Speaking of celebrated illness among opera singers, it was Jose Carreras’s bout with leukemia that wags say propelled him to operatic (media) fame even before his celebrated concert tie-up with Placido Domingo and Luciano Pavarotti in Rome and Los Angeles.
Carreras, who sang in Manila 1994, fought his illness like Calaf surviving the fatal riddle in Turandot whose signature aria, “Nessum Dorma,” is all about surviving life’s toughest challenges as reflected in that last phrase “Vincero” (I shall conquer). Carreras survived his fatal illness; La Gaston, La Jimenez and Pavarotti didn’t.
In this part of the Cultural Center of the Philippines (CCP) building where I used to work, there is a backdoor passage leading to an elevator where another secret door, when opened, gives you a complete view of the backstage area of the main theater.
During office hours, I would often become restless when I heard music emanating from that door. Out of curiosity, I would open it and, lo and behold, I would see artists doing their backstage rituals without knowing there was a pair of eyes monitoring them from the third-floor level of the stage.
From that point, I would see Cecile Licad touch the Steinway full grand as though it were a human being who could make or unmake her performance. The only time I saw her cry during a performance was when she was played Chopin in the wake of her father, Dr. Jesus Licad.
In that same secret hallway, I saw the late American premier danseur Patrick Bissell warm up before his first Don Quixote in Manila in the early ’80s. Years later, the American newspapers reported he was found dead in his bathroom.
It was from this vantage point that I saw the late Conching Rosal rehearse one of her last Carmen in Pilipino. The last time I saw her, she was singing in the funeral of opera lover, Atty. Honorio Poblador Sr. When she passed away, it was the turn of Irma Potenciano to sing for La Rosal. It was probably the image of singers singing in funerals that I turned down the invitation of Ateneo de Manila’s Jonathan Chua to attend the school recital of La Potenciano who is one of the country’s memorable Turandots.
This offstage area of the theater on both sides is called the wing and it is where the artists pray, concentrate, tremble or worry, as the case may be, before a performance.
Those few seconds before they go onstage is the time artists reckon if they will have a good performance or a bad one, the time when they wonder if there is an audience and whether it will be kind, indifferent or loving.
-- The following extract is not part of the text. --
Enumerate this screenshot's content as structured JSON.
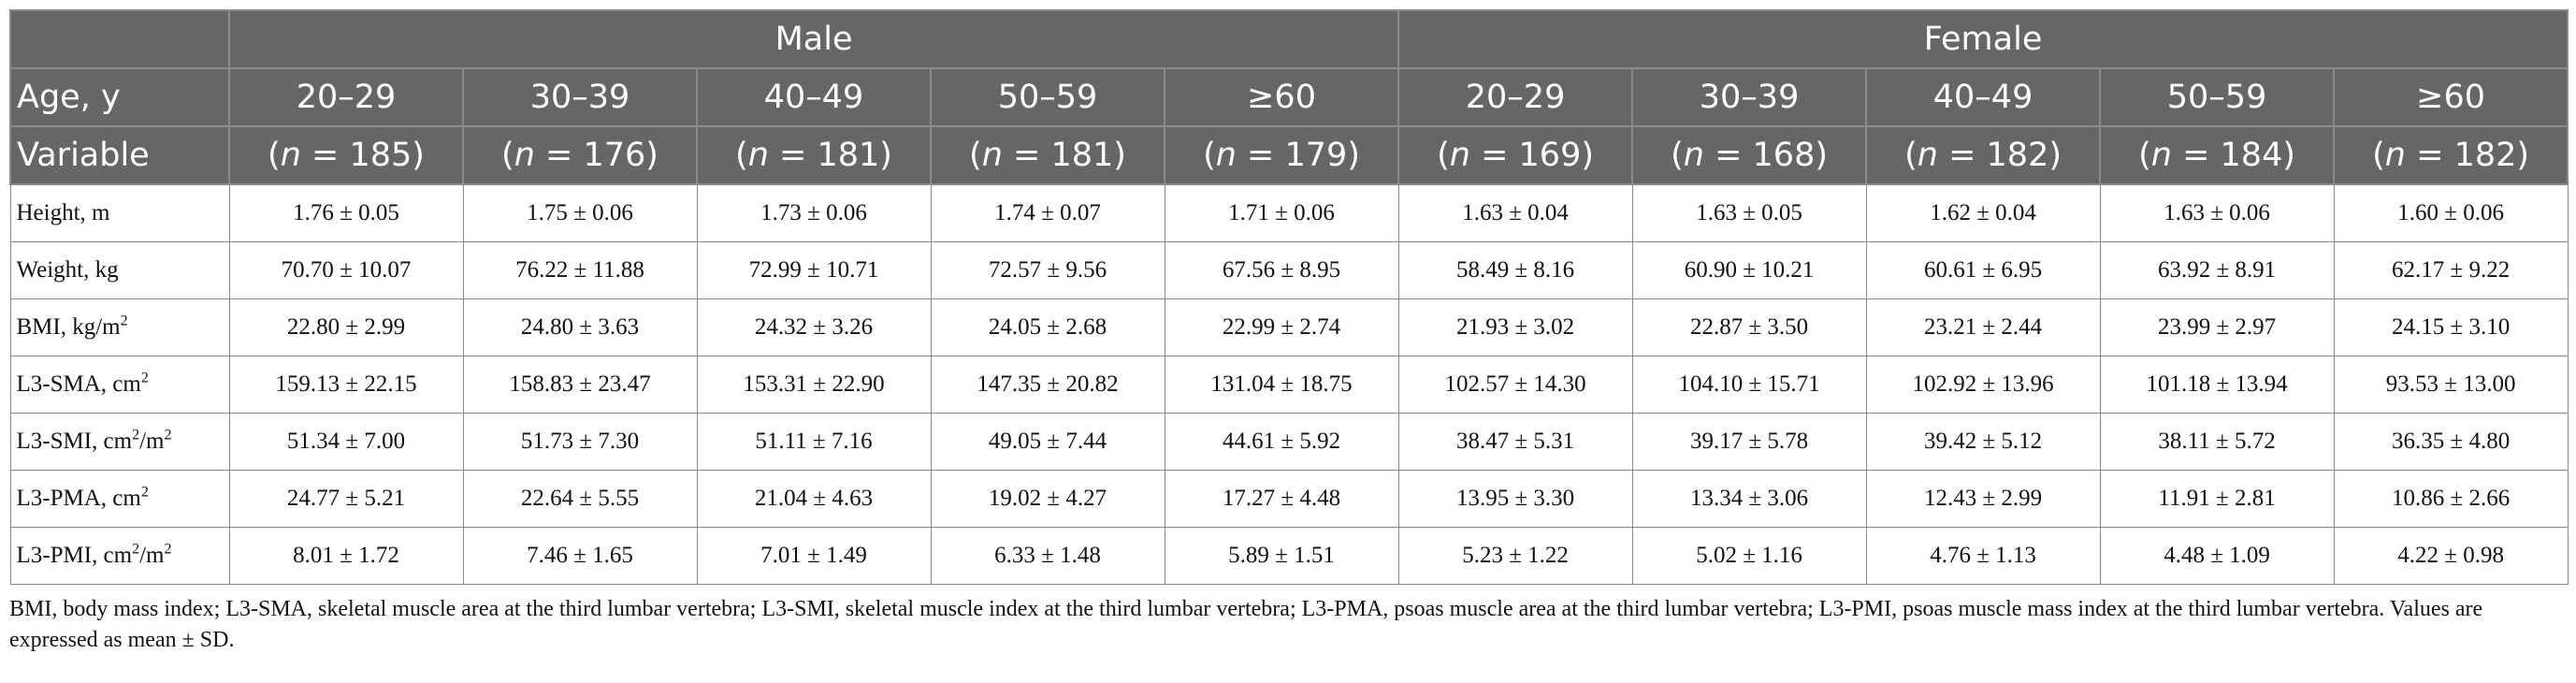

How they handle that nervous moment before a performance often determines how a particular engagement will turn out.
In the last 30 years, I’ve seen artists go through that backstage ritual. Some aspiring young ones have made it, but others have not. Major talents have usually made more headway than the minor ones.
In the future, any film that will be done about classical artists and their equally colorful private lives should begin with a lingering camera shot in that part of the theater called the wing, with the performing artists recalling past and future triumphs and perhaps dwelling, without regret, on the stiff price they had to pay for heeding the call of their art.
When they pass away, you recall their great moments on stage while gently blurring the images of marriages that didn’t work, friendships that didn’t last, the fortune they didn’t make and the family ties that disintegrated as they braced for opening nights.
Come to think of it, death is still the great leveler and the great source of understanding and forgiveness even in the arts.